Level measurement plays a fundamental role in many industrial and process control applications. Driven by the demands of OEMs and end users alike, designers constantly improve level sensor reliability and precision and reduce maintenance requirements. These innovations offer huge potential. To achieve optimum sensor performance, however, you need to match the device's specifications with the application's requirements, and to do this, you must stay current with evolving sensor technology.
Selecting the Right Sensor
When specifying a level sensor, you should consider several factors. In most cases, it's a mistake to make cost a primary concern because the savings achieved by selecting a less expensive option is often offset by higher maintenance outlays. Instead, focus on the nature of the material to be measured, its material characteristics (e.g., liquid, slurry, or solid), temperature and pressure conditions, and the material composition of the tank holding the material.
The breadth of available level measurement options accommodates a wide range of applications. Among the most familiar level measurement methods are RF capacitance, conductance (conductivity), hydrostatic gauging, and ultrasonics.

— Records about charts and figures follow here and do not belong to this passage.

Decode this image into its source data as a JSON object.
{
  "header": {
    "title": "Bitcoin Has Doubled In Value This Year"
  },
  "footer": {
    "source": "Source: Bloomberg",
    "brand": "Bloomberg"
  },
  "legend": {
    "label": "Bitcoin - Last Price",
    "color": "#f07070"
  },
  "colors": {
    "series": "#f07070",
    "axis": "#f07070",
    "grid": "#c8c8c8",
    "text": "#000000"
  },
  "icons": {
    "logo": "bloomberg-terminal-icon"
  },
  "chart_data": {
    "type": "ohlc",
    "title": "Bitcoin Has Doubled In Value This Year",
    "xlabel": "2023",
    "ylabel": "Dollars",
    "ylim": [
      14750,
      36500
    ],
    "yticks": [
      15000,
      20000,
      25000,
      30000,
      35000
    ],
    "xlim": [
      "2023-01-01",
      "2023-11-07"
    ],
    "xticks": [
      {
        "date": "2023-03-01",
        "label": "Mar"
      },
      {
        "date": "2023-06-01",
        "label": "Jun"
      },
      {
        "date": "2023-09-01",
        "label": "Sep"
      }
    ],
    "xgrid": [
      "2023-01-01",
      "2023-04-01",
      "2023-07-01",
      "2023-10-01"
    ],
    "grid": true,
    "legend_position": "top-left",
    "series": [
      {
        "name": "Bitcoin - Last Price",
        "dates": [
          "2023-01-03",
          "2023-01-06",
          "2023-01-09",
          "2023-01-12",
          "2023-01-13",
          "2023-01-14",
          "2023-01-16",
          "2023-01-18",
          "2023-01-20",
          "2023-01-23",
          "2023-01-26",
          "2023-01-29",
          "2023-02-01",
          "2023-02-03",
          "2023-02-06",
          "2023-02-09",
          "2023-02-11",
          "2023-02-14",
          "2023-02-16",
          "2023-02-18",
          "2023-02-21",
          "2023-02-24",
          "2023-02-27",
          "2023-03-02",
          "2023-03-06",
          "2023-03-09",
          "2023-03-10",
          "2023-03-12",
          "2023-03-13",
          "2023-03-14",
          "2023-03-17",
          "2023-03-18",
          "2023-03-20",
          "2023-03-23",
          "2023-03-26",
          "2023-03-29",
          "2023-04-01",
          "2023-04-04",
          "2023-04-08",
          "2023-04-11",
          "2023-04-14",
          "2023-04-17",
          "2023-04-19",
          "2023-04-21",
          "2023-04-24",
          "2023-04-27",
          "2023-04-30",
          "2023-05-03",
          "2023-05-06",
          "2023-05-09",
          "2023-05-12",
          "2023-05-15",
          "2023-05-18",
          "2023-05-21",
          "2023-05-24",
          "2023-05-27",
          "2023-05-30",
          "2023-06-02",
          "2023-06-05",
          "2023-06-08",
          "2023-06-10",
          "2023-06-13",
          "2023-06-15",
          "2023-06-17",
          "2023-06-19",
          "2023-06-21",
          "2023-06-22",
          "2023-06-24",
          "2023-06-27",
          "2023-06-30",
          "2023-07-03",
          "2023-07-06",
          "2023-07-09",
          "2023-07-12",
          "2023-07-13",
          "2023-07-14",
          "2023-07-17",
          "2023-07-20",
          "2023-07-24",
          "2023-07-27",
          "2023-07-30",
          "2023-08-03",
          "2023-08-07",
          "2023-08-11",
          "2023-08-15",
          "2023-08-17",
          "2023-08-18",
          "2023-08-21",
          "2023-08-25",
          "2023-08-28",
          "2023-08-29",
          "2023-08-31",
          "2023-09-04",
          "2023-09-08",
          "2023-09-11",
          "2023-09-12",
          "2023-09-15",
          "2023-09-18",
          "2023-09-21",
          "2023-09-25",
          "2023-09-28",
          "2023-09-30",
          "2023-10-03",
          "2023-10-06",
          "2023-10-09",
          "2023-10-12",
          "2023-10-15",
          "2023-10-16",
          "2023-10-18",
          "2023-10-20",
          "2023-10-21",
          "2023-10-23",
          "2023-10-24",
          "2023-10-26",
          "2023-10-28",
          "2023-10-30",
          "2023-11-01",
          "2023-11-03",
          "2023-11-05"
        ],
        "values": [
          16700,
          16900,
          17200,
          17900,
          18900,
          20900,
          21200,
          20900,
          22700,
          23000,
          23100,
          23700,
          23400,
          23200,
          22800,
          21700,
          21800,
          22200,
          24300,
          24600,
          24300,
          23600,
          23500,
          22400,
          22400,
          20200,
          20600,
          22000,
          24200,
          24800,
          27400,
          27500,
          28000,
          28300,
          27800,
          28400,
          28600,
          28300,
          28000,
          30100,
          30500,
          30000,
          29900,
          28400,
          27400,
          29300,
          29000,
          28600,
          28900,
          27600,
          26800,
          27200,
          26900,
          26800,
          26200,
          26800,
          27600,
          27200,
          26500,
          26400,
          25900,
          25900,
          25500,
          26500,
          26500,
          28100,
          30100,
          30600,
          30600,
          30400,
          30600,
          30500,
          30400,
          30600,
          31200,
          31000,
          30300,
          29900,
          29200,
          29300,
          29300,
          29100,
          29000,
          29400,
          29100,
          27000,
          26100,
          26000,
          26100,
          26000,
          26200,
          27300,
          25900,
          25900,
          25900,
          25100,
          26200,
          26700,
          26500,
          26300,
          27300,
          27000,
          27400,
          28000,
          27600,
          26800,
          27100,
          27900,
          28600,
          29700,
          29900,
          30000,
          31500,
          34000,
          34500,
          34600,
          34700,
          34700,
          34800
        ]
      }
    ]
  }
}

Evolving Sensor Technology
All of these measurement methodologies have continued to evolve to address the changing nature of applications. For example, contamination from water ingress constantly threatens diesel engines by causing corrosion that seriously damages injection pumps and injectors. This is particularly true for high-efficiency engines, especially modern ones, where condensation is a common problem.
In response, the conductivity sensor has evolved to provide increasingly reliable service in detecting the presence of water in fuel. Conductive level measurement is achieved via the electrical conductance of the process material—typically a liquid with a low-voltage source—and offers a relatively low-cost, simple method of detecting water in fuel.

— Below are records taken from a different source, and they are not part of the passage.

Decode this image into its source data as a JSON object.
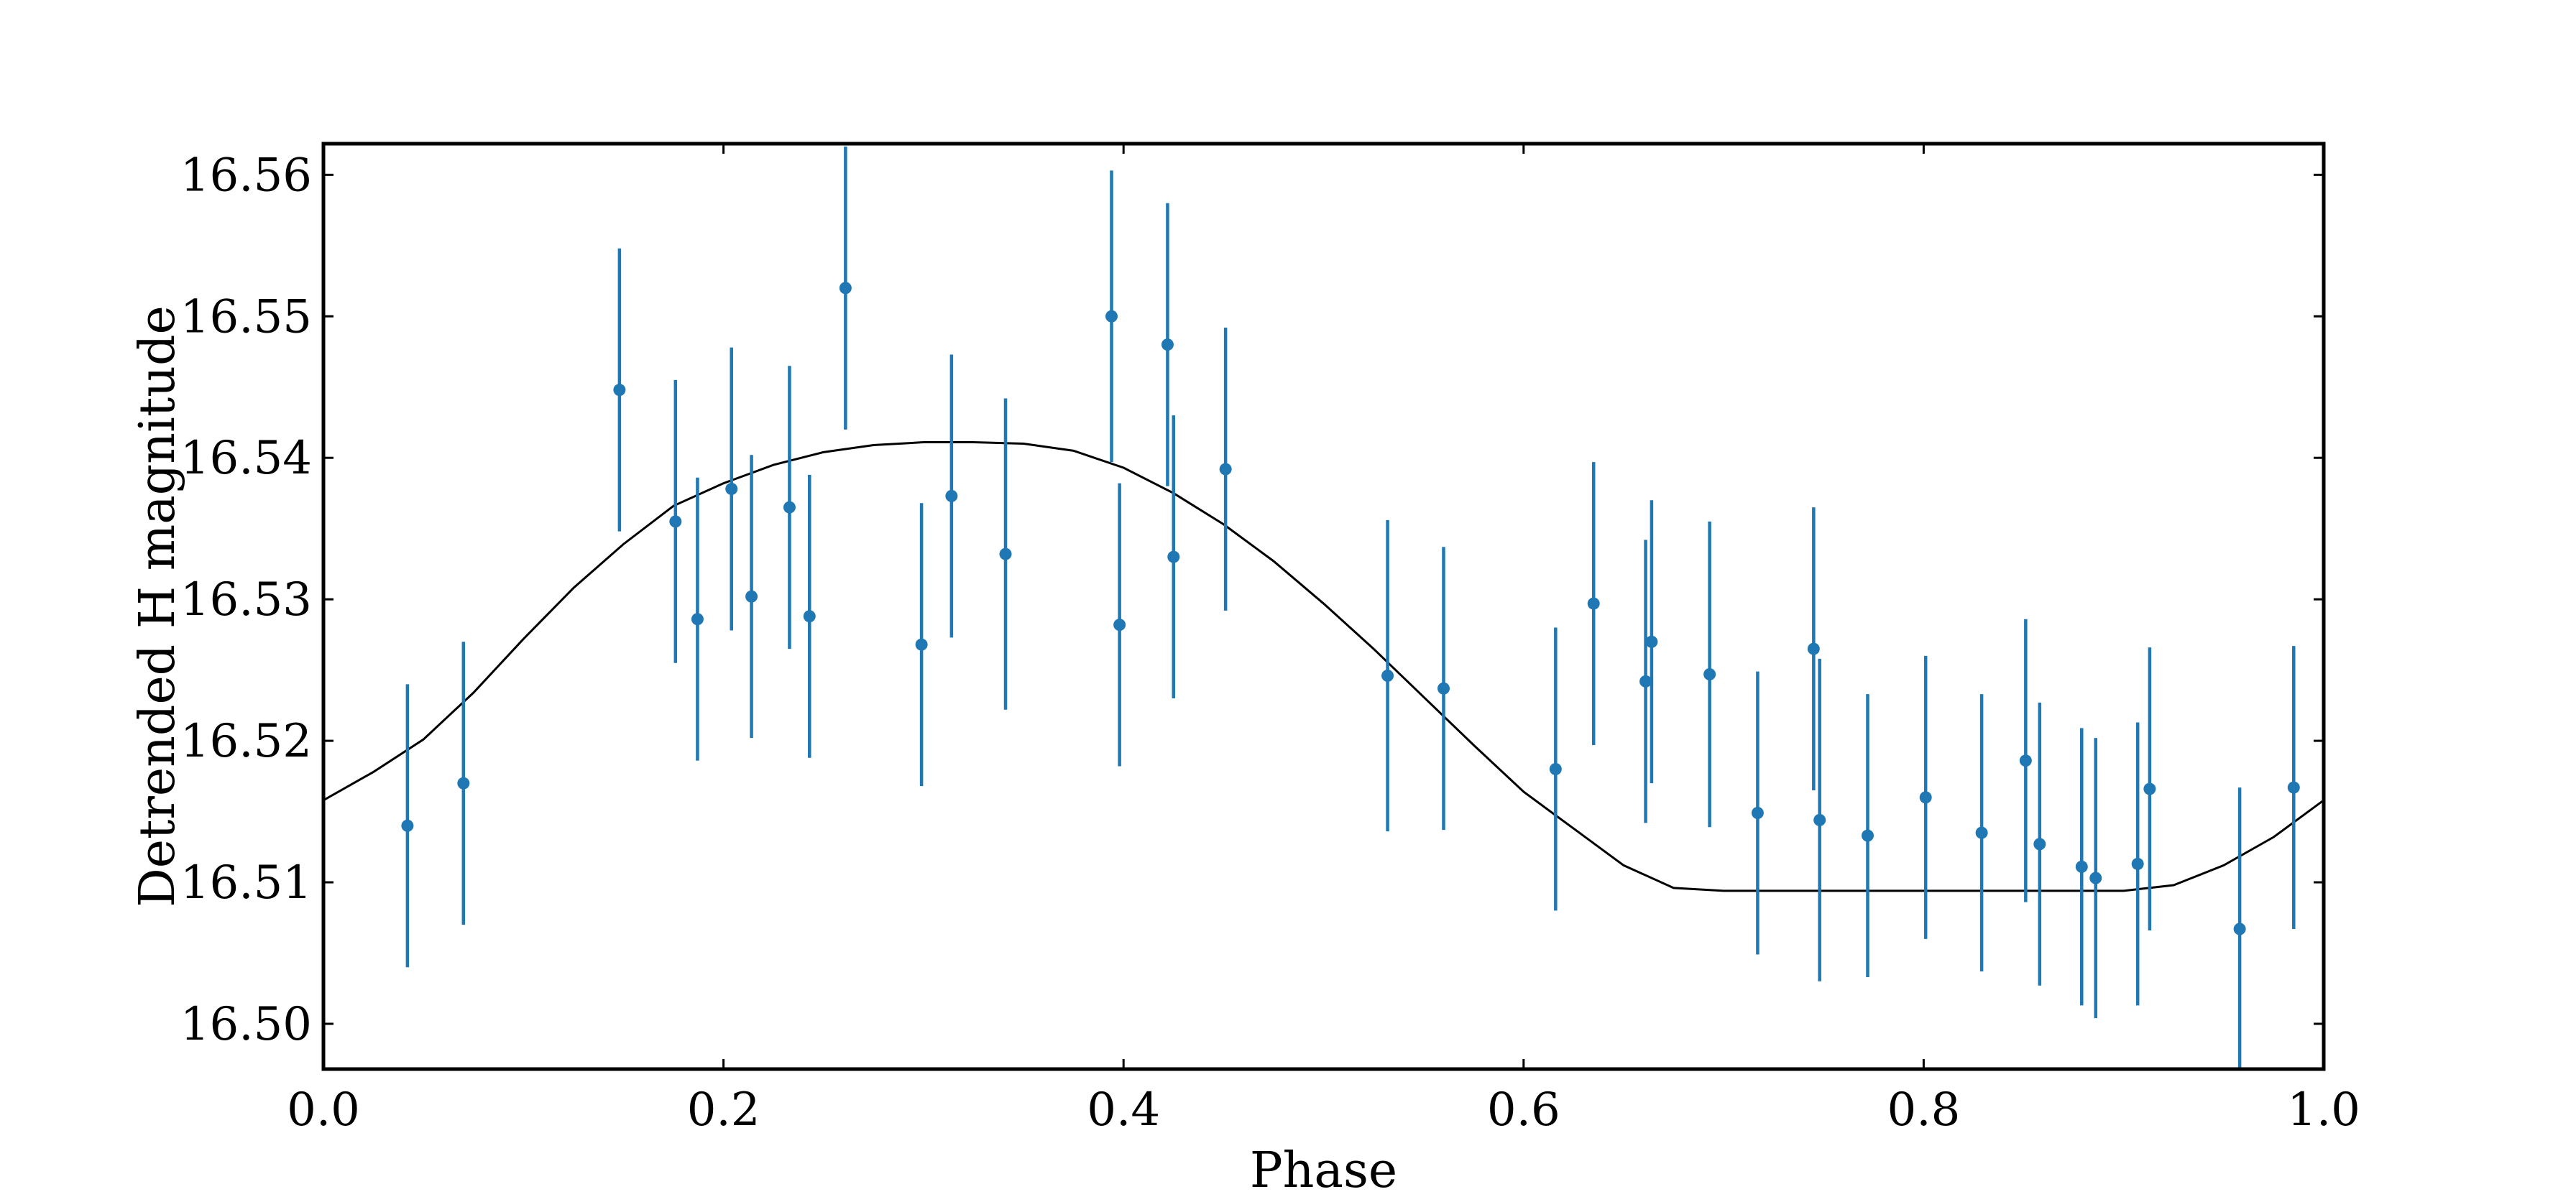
{
  "chart_data": {
    "type": "scatter",
    "xlabel": "Phase",
    "ylabel": "Detrended H magnitude",
    "xlim": [
      0.0,
      1.0
    ],
    "ylim": [
      16.4968,
      16.5622
    ],
    "xticks": [
      "0.0",
      "0.2",
      "0.4",
      "0.6",
      "0.8",
      "1.0"
    ],
    "xtick_values": [
      0.0,
      0.2,
      0.4,
      0.6,
      0.8,
      1.0
    ],
    "yticks": [
      "16.50",
      "16.51",
      "16.52",
      "16.53",
      "16.54",
      "16.55",
      "16.56"
    ],
    "ytick_values": [
      16.5,
      16.51,
      16.52,
      16.53,
      16.54,
      16.55,
      16.56
    ],
    "grid": false,
    "colors": {
      "points": "#1f77b4",
      "model": "#000000"
    },
    "series": [
      {
        "kind": "errorbar",
        "x": [
          0.042,
          0.07,
          0.148,
          0.176,
          0.187,
          0.204,
          0.214,
          0.233,
          0.243,
          0.261,
          0.299,
          0.314,
          0.341,
          0.394,
          0.398,
          0.422,
          0.425,
          0.451,
          0.532,
          0.56,
          0.616,
          0.635,
          0.661,
          0.664,
          0.693,
          0.717,
          0.745,
          0.748,
          0.772,
          0.801,
          0.829,
          0.851,
          0.858,
          0.879,
          0.886,
          0.907,
          0.913,
          0.958,
          0.985
        ],
        "y": [
          16.514,
          16.517,
          16.5448,
          16.5355,
          16.5286,
          16.5378,
          16.5302,
          16.5365,
          16.5288,
          16.552,
          16.5268,
          16.5373,
          16.5332,
          16.55,
          16.5282,
          16.548,
          16.533,
          16.5392,
          16.5246,
          16.5237,
          16.518,
          16.5297,
          16.5242,
          16.527,
          16.5247,
          16.5149,
          16.5265,
          16.5144,
          16.5133,
          16.516,
          16.5135,
          16.5186,
          16.5127,
          16.5111,
          16.5103,
          16.5113,
          16.5166,
          16.5067,
          16.5167
        ],
        "yerr": [
          0.01,
          0.01,
          0.01,
          0.01,
          0.01,
          0.01,
          0.01,
          0.01,
          0.01,
          0.01,
          0.01,
          0.01,
          0.011,
          0.0103,
          0.01,
          0.01,
          0.01,
          0.01,
          0.011,
          0.01,
          0.01,
          0.01,
          0.01,
          0.01,
          0.0108,
          0.01,
          0.01,
          0.0114,
          0.01,
          0.01,
          0.0098,
          0.01,
          0.01,
          0.0098,
          0.0099,
          0.01,
          0.01,
          0.01,
          0.01
        ]
      },
      {
        "kind": "model-line",
        "x": [
          0.0,
          0.025,
          0.05,
          0.075,
          0.1,
          0.125,
          0.15,
          0.175,
          0.2,
          0.225,
          0.25,
          0.275,
          0.3,
          0.325,
          0.35,
          0.375,
          0.4,
          0.425,
          0.45,
          0.475,
          0.5,
          0.525,
          0.55,
          0.575,
          0.6,
          0.625,
          0.65,
          0.675,
          0.7,
          0.725,
          0.75,
          0.775,
          0.8,
          0.825,
          0.85,
          0.875,
          0.9,
          0.925,
          0.95,
          0.975,
          1.0
        ],
        "y": [
          16.5158,
          16.5178,
          16.5201,
          16.5234,
          16.5272,
          16.5308,
          16.5339,
          16.5366,
          16.5382,
          16.5395,
          16.5404,
          16.5409,
          16.5411,
          16.5411,
          16.541,
          16.5405,
          16.5393,
          16.5375,
          16.5353,
          16.5327,
          16.5297,
          16.5265,
          16.5231,
          16.5197,
          16.5164,
          16.5138,
          16.5112,
          16.5096,
          16.5094,
          16.5094,
          16.5094,
          16.5094,
          16.5094,
          16.5094,
          16.5094,
          16.5094,
          16.5094,
          16.5098,
          16.5112,
          16.5132,
          16.5158
        ]
      }
    ]
  }
}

Gems Sensors & Controls recently launched the WIF-1250, a no-moving-parts device for use in high-efficiency diesel engines and diesel fuel storage tanks. The WIF-1250 contains integral, high-temperature-rated electronics that generate an alternating voltage to a probe tip. The presence of water completes the circuit, which in turn changes the condition of the transistor output. The output of the sensor can be used to actuate relays, indicator lights, or LEDs, as well as to interface with CMOS/TTL logic, PLCs, or microprocessors. Systems such as this add reliability to fluid measurement. Historically, the presence of water in fuel has been discovered only after damage has been done; whereas, today's solutions allow corrective action to be taken as soon as problems arise.
Another example of evolving level sensing technology can be seen in electro-optic sensors. This type of sensor contains both an infrared LED and a light receiver. Infrared light from the LED is directed into a prism at the tip of the sensor, and when no liquid is present, the light is reflected within the prism to the receiver. When liquid rises in the vessel to immerse the prism, however, the light from the infrared LED is refracted out into the liquid. At this point, there is no longer any light reaching the receiver, which actuates electronic switching to operate an external alarm or control circuit. There are now electro-optic components on the market that offer ingress protection ratings of IP66 and upwards and operate in temperatures ranging from –40°C to 110°C.
As illustrated by the example of high-efficiency diesel engines, the growing sophistication of modern engineering systems demands ever-tighter degrees of process control, and this has led sensor designers to develop more advanced level measurement systems. Recently, designers have added wireless capabilities to enable the transmission of level data over longer distances without signal degradation.
Increasingly, legislation and the need to stay competitive set stiff requirements for reliability and sustainability across the full range of industries, and the newest level sensors are powerful tools that help plant engineers to meet these goals. With this constantly evolving technology landscape, the engineer that stays up-to-date with level measurement developments achieves the level best.